Trata de un chico joven que ha estudiado educación física, buen saltador de trampolín y lanzador de jabalina, pero que no pudo defender a los EEUU durante la 2ª Guerra Mundial por miope. Entonces dedica los veranos a hacer campamentos deportivos urbanos a Nueva Jersey y es muy admirado por sus alumnos (siempre se dirigen a él como Sr. Cantor).

De hecho, Philip Roth siempre deja bien a la educación física, nunca se le nota ningún prejuicio y siempre destaca valores de la materia.

El libro no acaba bien, puesto que sin saberlo, es portador de poliomelitis e infecta a algunos alumnos del campus. Al darse cuenta, se rompen los proyectos vitales que tenía.

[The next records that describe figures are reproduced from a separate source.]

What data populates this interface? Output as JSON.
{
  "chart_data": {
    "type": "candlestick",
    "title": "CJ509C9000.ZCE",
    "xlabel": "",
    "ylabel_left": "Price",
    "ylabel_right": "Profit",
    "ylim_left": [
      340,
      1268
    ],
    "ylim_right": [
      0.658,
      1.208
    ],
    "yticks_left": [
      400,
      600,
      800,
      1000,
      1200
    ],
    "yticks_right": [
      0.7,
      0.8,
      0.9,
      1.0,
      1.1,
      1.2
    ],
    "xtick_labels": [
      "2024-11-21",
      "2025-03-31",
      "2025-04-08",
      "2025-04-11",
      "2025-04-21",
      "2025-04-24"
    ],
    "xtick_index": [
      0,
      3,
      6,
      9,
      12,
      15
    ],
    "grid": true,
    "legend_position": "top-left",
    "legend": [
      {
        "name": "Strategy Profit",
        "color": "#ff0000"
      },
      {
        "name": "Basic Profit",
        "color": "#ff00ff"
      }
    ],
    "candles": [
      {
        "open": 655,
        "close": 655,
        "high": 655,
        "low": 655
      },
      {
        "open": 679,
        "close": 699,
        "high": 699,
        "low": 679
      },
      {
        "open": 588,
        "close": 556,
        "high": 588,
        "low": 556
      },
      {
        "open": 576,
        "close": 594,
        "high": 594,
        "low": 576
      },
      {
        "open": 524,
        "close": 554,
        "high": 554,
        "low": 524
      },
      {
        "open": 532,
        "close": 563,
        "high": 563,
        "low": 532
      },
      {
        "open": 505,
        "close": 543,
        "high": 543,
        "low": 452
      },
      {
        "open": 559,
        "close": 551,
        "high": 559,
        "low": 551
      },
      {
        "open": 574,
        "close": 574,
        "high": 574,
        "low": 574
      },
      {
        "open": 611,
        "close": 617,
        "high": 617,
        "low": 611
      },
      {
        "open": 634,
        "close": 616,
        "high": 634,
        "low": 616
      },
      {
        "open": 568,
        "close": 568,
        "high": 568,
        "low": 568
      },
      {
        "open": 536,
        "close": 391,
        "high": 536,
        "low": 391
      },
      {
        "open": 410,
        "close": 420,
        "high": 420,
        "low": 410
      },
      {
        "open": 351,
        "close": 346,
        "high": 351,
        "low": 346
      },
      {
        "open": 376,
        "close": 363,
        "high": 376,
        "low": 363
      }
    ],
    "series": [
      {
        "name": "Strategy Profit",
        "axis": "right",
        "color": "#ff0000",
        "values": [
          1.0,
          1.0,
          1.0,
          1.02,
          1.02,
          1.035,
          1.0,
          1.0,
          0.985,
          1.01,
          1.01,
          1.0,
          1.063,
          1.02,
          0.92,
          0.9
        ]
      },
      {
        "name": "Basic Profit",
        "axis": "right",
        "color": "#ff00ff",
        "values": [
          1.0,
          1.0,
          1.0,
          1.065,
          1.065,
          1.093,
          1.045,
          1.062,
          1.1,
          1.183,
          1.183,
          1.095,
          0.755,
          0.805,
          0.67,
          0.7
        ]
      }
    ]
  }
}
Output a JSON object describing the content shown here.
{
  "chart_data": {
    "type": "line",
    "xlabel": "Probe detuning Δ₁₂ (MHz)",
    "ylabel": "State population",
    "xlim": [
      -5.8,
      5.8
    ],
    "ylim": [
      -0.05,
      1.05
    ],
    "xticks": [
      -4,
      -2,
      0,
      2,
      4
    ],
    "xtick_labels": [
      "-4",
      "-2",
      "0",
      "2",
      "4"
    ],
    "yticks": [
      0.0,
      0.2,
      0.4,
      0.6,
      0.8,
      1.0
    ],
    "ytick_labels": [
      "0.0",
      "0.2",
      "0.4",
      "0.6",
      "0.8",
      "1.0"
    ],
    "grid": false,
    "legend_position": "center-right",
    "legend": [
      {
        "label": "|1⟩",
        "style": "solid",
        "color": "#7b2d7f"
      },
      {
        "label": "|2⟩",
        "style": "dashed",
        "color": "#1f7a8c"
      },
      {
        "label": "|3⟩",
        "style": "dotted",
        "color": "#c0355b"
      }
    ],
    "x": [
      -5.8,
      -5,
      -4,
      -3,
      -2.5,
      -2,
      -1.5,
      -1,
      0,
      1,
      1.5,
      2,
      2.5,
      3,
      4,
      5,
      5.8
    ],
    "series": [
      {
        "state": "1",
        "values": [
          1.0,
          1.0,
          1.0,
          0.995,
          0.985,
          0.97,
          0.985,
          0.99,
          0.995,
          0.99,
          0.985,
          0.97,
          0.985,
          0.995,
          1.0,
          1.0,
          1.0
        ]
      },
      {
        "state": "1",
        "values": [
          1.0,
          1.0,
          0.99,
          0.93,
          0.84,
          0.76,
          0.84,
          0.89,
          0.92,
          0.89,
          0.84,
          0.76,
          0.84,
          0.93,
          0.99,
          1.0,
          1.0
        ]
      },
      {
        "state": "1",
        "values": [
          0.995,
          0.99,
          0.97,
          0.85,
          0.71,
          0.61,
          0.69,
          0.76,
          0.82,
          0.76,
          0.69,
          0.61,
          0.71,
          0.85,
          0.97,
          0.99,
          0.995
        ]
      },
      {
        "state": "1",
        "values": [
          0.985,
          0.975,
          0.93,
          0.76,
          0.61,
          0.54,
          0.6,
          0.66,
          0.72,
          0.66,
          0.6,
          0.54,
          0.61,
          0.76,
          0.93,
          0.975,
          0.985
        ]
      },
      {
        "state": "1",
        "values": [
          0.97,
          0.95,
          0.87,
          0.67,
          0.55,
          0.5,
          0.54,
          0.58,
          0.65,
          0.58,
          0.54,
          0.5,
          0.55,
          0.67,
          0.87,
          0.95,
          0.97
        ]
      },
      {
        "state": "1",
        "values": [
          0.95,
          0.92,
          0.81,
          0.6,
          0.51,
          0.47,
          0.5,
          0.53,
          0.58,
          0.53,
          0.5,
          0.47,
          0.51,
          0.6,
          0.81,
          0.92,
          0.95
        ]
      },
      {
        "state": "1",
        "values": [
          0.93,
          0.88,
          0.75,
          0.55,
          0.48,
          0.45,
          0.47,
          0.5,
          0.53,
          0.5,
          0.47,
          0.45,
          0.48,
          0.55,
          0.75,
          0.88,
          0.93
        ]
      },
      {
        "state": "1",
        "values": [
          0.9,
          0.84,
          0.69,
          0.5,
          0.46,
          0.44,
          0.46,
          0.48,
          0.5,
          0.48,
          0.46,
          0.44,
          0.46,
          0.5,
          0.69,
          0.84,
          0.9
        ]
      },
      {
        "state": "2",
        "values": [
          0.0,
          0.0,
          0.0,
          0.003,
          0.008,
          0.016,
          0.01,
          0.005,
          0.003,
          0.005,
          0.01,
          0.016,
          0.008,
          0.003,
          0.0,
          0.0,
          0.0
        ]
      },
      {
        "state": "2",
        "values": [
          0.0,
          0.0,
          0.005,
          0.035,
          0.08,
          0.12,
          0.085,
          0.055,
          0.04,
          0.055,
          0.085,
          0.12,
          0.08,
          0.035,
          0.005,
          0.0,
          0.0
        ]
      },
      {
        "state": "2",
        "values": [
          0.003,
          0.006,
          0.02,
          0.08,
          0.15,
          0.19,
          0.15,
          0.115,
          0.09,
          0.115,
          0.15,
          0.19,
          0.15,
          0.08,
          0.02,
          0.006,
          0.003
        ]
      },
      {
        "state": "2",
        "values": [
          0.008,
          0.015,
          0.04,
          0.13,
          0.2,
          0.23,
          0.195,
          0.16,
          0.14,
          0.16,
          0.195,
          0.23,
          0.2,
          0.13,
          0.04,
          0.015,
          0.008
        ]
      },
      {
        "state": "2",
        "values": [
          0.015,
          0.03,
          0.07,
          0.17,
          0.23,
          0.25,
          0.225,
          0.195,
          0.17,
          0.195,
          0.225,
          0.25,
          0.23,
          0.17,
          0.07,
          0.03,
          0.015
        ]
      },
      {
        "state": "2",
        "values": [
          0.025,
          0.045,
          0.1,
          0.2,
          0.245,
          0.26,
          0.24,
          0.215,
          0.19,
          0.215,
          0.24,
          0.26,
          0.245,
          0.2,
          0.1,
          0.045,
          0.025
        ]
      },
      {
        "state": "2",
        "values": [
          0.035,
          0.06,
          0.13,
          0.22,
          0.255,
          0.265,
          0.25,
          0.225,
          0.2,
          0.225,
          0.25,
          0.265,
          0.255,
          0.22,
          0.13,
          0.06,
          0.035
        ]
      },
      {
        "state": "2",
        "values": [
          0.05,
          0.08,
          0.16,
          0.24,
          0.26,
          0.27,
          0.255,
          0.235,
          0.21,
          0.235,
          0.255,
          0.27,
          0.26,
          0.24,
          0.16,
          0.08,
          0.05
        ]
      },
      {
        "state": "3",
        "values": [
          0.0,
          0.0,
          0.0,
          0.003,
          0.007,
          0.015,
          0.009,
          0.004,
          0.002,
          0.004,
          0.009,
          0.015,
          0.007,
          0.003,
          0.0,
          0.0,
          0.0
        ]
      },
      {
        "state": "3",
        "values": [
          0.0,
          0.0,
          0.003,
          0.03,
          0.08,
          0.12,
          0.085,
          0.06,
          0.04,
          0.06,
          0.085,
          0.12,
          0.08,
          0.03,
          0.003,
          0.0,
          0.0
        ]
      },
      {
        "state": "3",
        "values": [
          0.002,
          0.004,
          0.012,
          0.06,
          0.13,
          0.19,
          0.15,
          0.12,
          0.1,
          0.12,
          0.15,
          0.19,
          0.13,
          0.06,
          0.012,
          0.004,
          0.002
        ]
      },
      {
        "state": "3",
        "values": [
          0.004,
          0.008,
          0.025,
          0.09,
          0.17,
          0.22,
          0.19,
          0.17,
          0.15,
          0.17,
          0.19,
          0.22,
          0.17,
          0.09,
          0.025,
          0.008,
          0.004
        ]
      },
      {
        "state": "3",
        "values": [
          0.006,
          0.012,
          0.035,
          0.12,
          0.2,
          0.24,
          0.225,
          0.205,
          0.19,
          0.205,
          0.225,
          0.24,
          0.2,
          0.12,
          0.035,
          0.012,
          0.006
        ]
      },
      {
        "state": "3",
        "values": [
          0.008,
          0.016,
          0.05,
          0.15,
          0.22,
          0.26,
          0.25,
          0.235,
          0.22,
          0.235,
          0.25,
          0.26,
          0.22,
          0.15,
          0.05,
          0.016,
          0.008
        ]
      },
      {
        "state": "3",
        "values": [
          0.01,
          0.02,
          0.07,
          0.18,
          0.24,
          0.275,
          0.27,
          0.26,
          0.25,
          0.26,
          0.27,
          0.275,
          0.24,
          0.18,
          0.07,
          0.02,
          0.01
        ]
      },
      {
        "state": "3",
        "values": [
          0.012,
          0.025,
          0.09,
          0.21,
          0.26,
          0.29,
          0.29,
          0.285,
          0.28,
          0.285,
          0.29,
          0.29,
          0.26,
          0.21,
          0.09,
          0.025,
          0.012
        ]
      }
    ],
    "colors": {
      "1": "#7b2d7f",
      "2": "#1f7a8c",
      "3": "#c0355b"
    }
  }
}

Al final del libro hay una frase directamente relacionada con nuestra querida profesión:

“Bucky no era un hombre brillante – para enseñar educación física a los niños no hubiera necesitado serlo -, ni tampoco fue nunca una persona despreocupada.”

Traiciona el subconsciente al autor en el último instante? Preferiría pensar que fue un error o una mala traducción.

Esta interesante lectura ha sido sugerida por el Dr. Josep Solà de la Universidad URL de Barcelona.
Muchas gracias por compartirla con todos nosotros. Nos has dejado con ganas de leer el libro entero.